Wednesday, September 8, 2021

Into the Night of Language Diversity

Into the Night is a 2020 Belgian Netflix-original series (apparently inspired by the Polish sci-fi novel The Old Axolotl [beware the Amazon Affiliate link!], although I see very little resemblance myself; it feels to me more like an SCP Tale in the 001 Daybreak canon, just without the shambling blob monsters), which has an ensemble cast of characters from a wide range of linguistic backgrounds--and it fully embraces that fact! There is no single language shared by all of the characters (although between French and English we have them all covered), and no on-screen translation convention; everyone is portrayed as speaking the language they would really be speaking at any given moment. The official language of the series as indicated by Netflix is French, and that does seem to be the most common language spoken throughout the series (which is sensible, given that the story starts in Belgium), but I'm not actually sure it's a majority--and if it is, it's clear that other languages are not treated as second-class. If you don't turn on the subtitles, you have to just know every language that's spoken in order to follow the plot; like War & Peace, it does not have a primary language with affordances to make secondary languages accessible--it just is fully multilingual. As such, there is not much to say about the techniques it uses for language affordance; it's just subtitled!
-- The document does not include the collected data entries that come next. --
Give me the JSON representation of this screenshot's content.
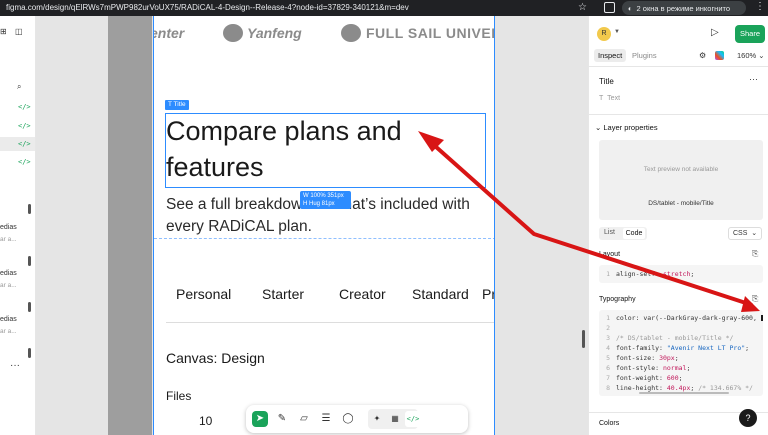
{
  "browser": {
    "url": "figma.com/design/qElRWs7mPWP982urVoUX75/RADiCAL-4-Design--Release-4?node-id=37829-340121&m=dev",
    "incognito_label": "2 окна в режиме инкогнито",
    "star_icon": "star-icon",
    "menu_icon": "kebab-icon"
  },
  "left_panel": {
    "code_icon": "</>",
    "truncated_rows": [
      {
        "title": "edias",
        "sub": "ar a..."
      },
      {
        "title": "edias",
        "sub": "ar a..."
      },
      {
        "title": "edias",
        "sub": "ar a..."
      }
    ]
  },
  "artboard": {
    "logos": [
      "enter",
      "Yanfeng",
      "FULL SAIL UNIVERS"
    ],
    "title_tag": "T Title",
    "title": "Compare plans and features",
    "dimension_badge": {
      "line1": "W 100%  351px",
      "line2": "H  Hug     81px"
    },
    "subtitle": "See a full breakdown of what’s included with every RADiCAL plan.",
    "plans": [
      "Personal",
      "Starter",
      "Creator",
      "Standard",
      "Pr"
    ],
    "canvas_heading": "Canvas: Design",
    "files_heading": "Files",
    "files_value": "10",
    "infinity": "∞"
  },
  "toolbar": {
    "tools": [
      "cursor-icon",
      "pen-icon",
      "ruler-icon",
      "comment-list-icon",
      "comment-icon",
      "ai-icon",
      "component-icon",
      "code-icon"
    ],
    "code_label": "</>"
  },
  "right_panel": {
    "avatar_letter": "R",
    "share_label": "Share",
    "tabs": {
      "inspect": "Inspect",
      "plugins": "Plugins"
    },
    "zoom": "160%",
    "layer_title": "Title",
    "layer_type": "Text",
    "layer_properties": "Layer properties",
    "preview_unavailable": "Text preview not available",
    "preview_name": "DS/tablet - mobile/Title",
    "view_list": "List",
    "view_code": "Code",
    "lang": "CSS",
    "layout_label": "Layout",
    "layout_code": [
      {
        "n": "1",
        "prop": "align-self",
        "val": "stretch"
      }
    ],
    "typography_label": "Typography",
    "typo_code": [
      {
        "n": "1",
        "text": "color: var(--DarkGray-dark-gray-600, "
      },
      {
        "n": "2",
        "text": ""
      },
      {
        "n": "3",
        "text": "/* DS/tablet - mobile/Title */"
      },
      {
        "n": "4",
        "prop": "font-family",
        "val": "\"Avenir Next LT Pro\""
      },
      {
        "n": "5",
        "prop": "font-size",
        "val": "30px"
      },
      {
        "n": "6",
        "prop": "font-style",
        "val": "normal"
      },
      {
        "n": "7",
        "prop": "font-weight",
        "val": "600"
      },
      {
        "n": "8",
        "prop": "line-height",
        "val": "40.4px",
        "comment": "/* 134.667% */"
      }
    ],
    "colors_label": "Colors",
    "help": "?",
    "colors": {
      "accent_green": "#1aa35a",
      "selection_blue": "#2d8cff",
      "annotation_red": "#d81515"
    }
  }
}
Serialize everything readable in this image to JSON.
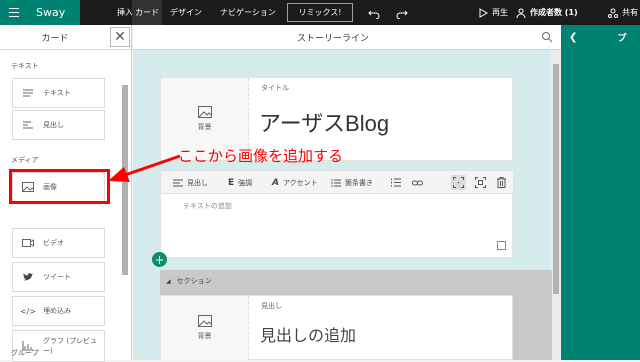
{
  "topbar": {
    "app_name": "Sway",
    "tabs": [
      {
        "label": "挿入"
      },
      {
        "label": "カード",
        "active": true
      },
      {
        "label": "デザイン"
      },
      {
        "label": "ナビゲーション"
      }
    ],
    "remix_label": "リミックス!",
    "play_label": "再生",
    "authors_label": "作成者数 (1)",
    "share_label": "共有",
    "brand_color": "#008272"
  },
  "sidebar": {
    "title": "カード",
    "sections": [
      {
        "label": "テキスト",
        "items": [
          {
            "label": "テキスト",
            "icon": "text-lines-icon"
          },
          {
            "label": "見出し",
            "icon": "heading-icon"
          }
        ]
      },
      {
        "label": "メディア",
        "items": [
          {
            "label": "画像",
            "icon": "image-icon"
          },
          {
            "label": "ビデオ",
            "icon": "video-icon"
          },
          {
            "label": "ツイート",
            "icon": "twitter-icon"
          },
          {
            "label": "埋め込み",
            "icon": "embed-code-icon"
          },
          {
            "label": "グラフ (プレビュー)",
            "icon": "chart-icon"
          }
        ]
      },
      {
        "label": "グループ",
        "items": []
      }
    ]
  },
  "main": {
    "title": "ストーリーライン",
    "title_card": {
      "label": "タイトル",
      "bg_label": "背景",
      "title_text": "アーザスBlog"
    },
    "toolbar": {
      "heading": "見出し",
      "emphasis": "強調",
      "accent": "アクセント",
      "bullets": "箇条書き"
    },
    "text_card": {
      "placeholder": "テキストの追加"
    },
    "section": {
      "label": "セクション",
      "heading_label": "見出し",
      "bg_label": "背景",
      "heading_placeholder": "見出しの追加"
    }
  },
  "annotation": {
    "text": "ここから画像を追加する",
    "color": "#ff0000"
  }
}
You could maybe make an argument for a couple cases of Making It Obvious, but they're not really trying; and I can think of one case of diagetic translation, but that's because the original speaker was mumbling and would've been unintelligible otherwise regardless of the audience's linguistic prowess.

Unlike War & Peace, however, the sheer diversity of languages represented on screen (French, English, Flemish, Russian, Arabic, Italian, Turkish, German, and a throwaway bit of Mandarin right at the beginning) means that you can't actually expect any significantly-sized audience to actually know all of them. No matter who is watching, you will need subtitles at some point--so Into the Night just goes all out and subtitles everything, uniformly. So, given a sufficient number of subtitle tracks, it does not need to assume its audience speaks any of the featured languages--the viewer can pick whatever linguistic representation they need, without changing the video. At the moment, Netflix only offers subtitles in English, French, and Chinese, but all three language groups are in pretty much the same boat. Which leads me to the intriguing conclusion that this is a bit of story-telling media with no primary narrative languages.

Now, there are ways of telling stories with no spoken or written language at all--wordless picture books, mime shows, LEGO assembly instructions--and that's a whole interesting area of study to get into on its own. Heck, you could probably do interesting stuff with a series of statuary forming 3D "frames", although I don't know of any examples myself. And if that interests you, I must recommend the work of Dr. Neil Cohn, the Visual Linguist, and his Visual Language Lab, which looks at conventions of graphical representation and how they support storytelling either in conjunction with or in absence of written language across different cultures.

But that's not really my thing. My thing is explicitly analyzing the narrative use of secondary languages. And while, as I have just explained, Into the Night doesn't really do the secondary language thing, the way that it manages to not do it is fascinating. I can't imagine that this is the first bit of media to do something like this, but it's the first one I've noticed, and it just blows my mind, even if for no other reason that helping to better define the boundaries of my area of interest. And what it is doing is something that I just cannot imagine working very well in any other medium. You could imagine, for example, a multilingual opera with the libretto printed in a variety of languages in the play book for the audience to follow along, but that suffers from dividing the audience members' attention between page and stage. I am told that modern opera productions sometimes display the translations on screens for the audience, but then you are implicitly choosing a privileged language for at least that performance--the whole audience, regardless of background, is forced to rely on a single language chosen for the cinematic captions. And since subtitling relies on multimodal perception, or at least multichannel perception--you can read the subtitles while listening to the actors' spoken dialog, or read subtitles in your foveal vision while remaining aware of signing on another part of the screen (although Into the Night in particular does not happen to feature any sign language), you really can't do it in print or audio. (Although, perhaps the War & Peace trick of having a audience-language foreground track superimposed over a uniform diagetic language background track might work for audio format? I don't know how annoying that would get if used so continuously; someone should try it!) This form of storytelling is something that is just fantastically well suited to the very specific medium of home-viewed video with selectable subtitles. It's not specifically a streaming video thing; you could imagine this being done on DVD, for example. But has anyone?

So, anyway. That's a thing you can do with video, apparently.